In seiner eigenen Bilanz sieht Bürgermeister Paule „erste Spuren seiner Handschrift“ was die Vermarktung des Dirsröder Feldes und die „wirtschaftliche Weichenstellung für die Stadt“ angeht. „In diesem Zusammenhang muss sich der Bürgermeister allerdings die Frage gefallen lassen, welche Auswirkungen der Verkauf eines Grundstückes im Dirsröder Feld an das Technische Hilfswerk auf die Schaffung von Arbeitsplätzen und bei den Gewerbesteuereinnahmen hat,“ so Michael Riese. „Noch im Bürgermeisterwahlkampf konnten Herrn Paule und der CDU die Unternehmen die in Alsfeld angesiedelt werden sollen, nicht groß genug sein“, erinnert sich Sauermann.

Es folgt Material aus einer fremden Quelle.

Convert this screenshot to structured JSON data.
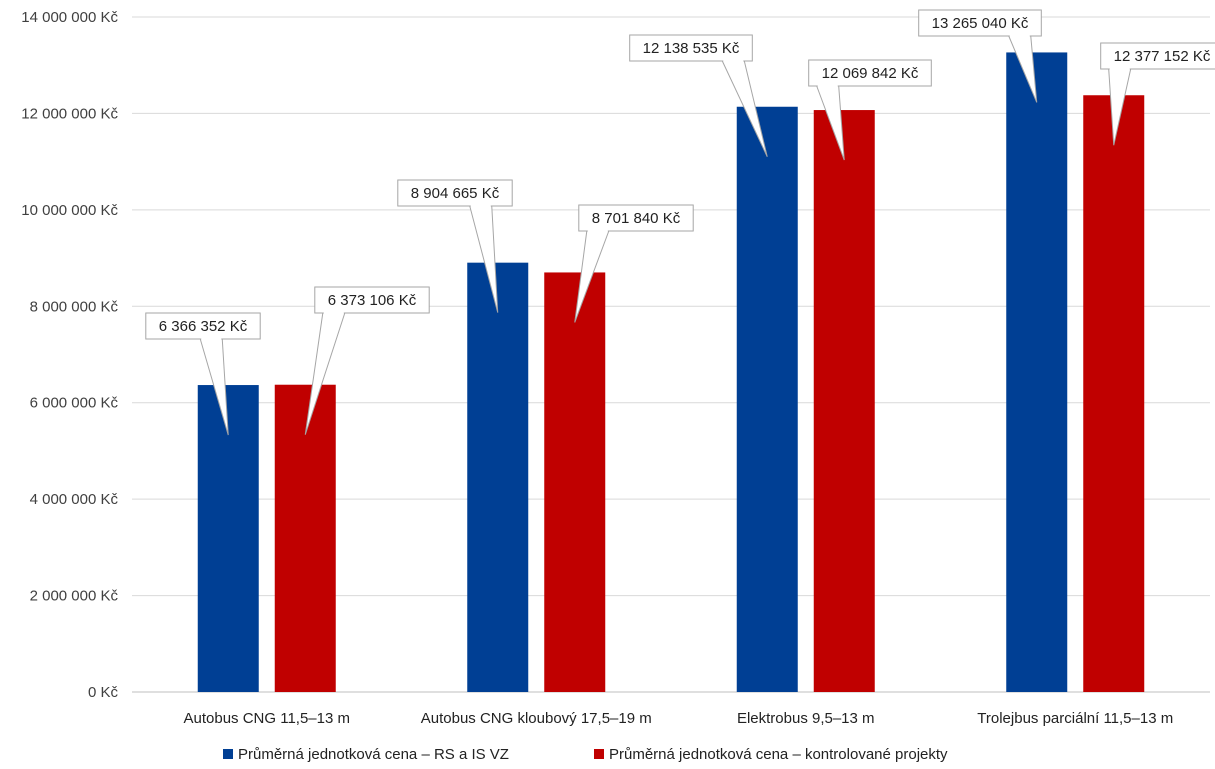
{
  "chart_data": {
    "type": "bar",
    "categories": [
      "Autobus CNG 11,5–13 m",
      "Autobus CNG kloubový 17,5–19 m",
      "Elektrobus 9,5–13 m",
      "Trolejbus parciální  11,5–13 m"
    ],
    "series": [
      {
        "name": "Průměrná jednotková cena – RS a IS VZ",
        "color": "#003f94",
        "values": [
          6366352,
          8904665,
          12138535,
          13265040
        ],
        "labels": [
          "6 366 352 Kč",
          "8 904 665 Kč",
          "12 138 535 Kč",
          "13 265 040 Kč"
        ]
      },
      {
        "name": "Průměrná jednotková cena – kontrolované projekty",
        "color": "#c00000",
        "values": [
          6373106,
          8701840,
          12069842,
          12377152
        ],
        "labels": [
          "6 373 106 Kč",
          "8 701 840 Kč",
          "12 069 842 Kč",
          "12 377 152 Kč"
        ]
      }
    ],
    "ylim": [
      0,
      14000000
    ],
    "yticks": [
      {
        "value": 0,
        "label": "0 Kč"
      },
      {
        "value": 2000000,
        "label": "2 000 000 Kč"
      },
      {
        "value": 4000000,
        "label": "4 000 000 Kč"
      },
      {
        "value": 6000000,
        "label": "6 000 000 Kč"
      },
      {
        "value": 8000000,
        "label": "8 000 000 Kč"
      },
      {
        "value": 10000000,
        "label": "10 000 000 Kč"
      },
      {
        "value": 12000000,
        "label": "12 000 000 Kč"
      },
      {
        "value": 14000000,
        "label": "14 000 000 Kč"
      }
    ],
    "grid": true,
    "legend_position": "bottom",
    "title": "",
    "xlabel": "",
    "ylabel": ""
  }
}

Noch viel größer waren allerdings die Ambitionen von Bürgermeister Paule, noch im Jahr 2013 den Haushalt für das Jahr 2014 einzubringen. Leider ist es auch in diesem Zusammenhang bei dem großen Versprechen des neuen Bürgermeisters geblieben. „Dabei dürften sich nicht nur die politischen Akteure aller Parteien brennend für das Zahlenwerk interessieren sondern vielmehr auch die Bürgerinnen und Bürger unserer Heimatstadt, welche Opfer der Bürgermeister gegebenenfalls zur Konsolidierung des Haushaltes für sie bereit hält “, so Hanisch, Riese und Sauermann abschließend.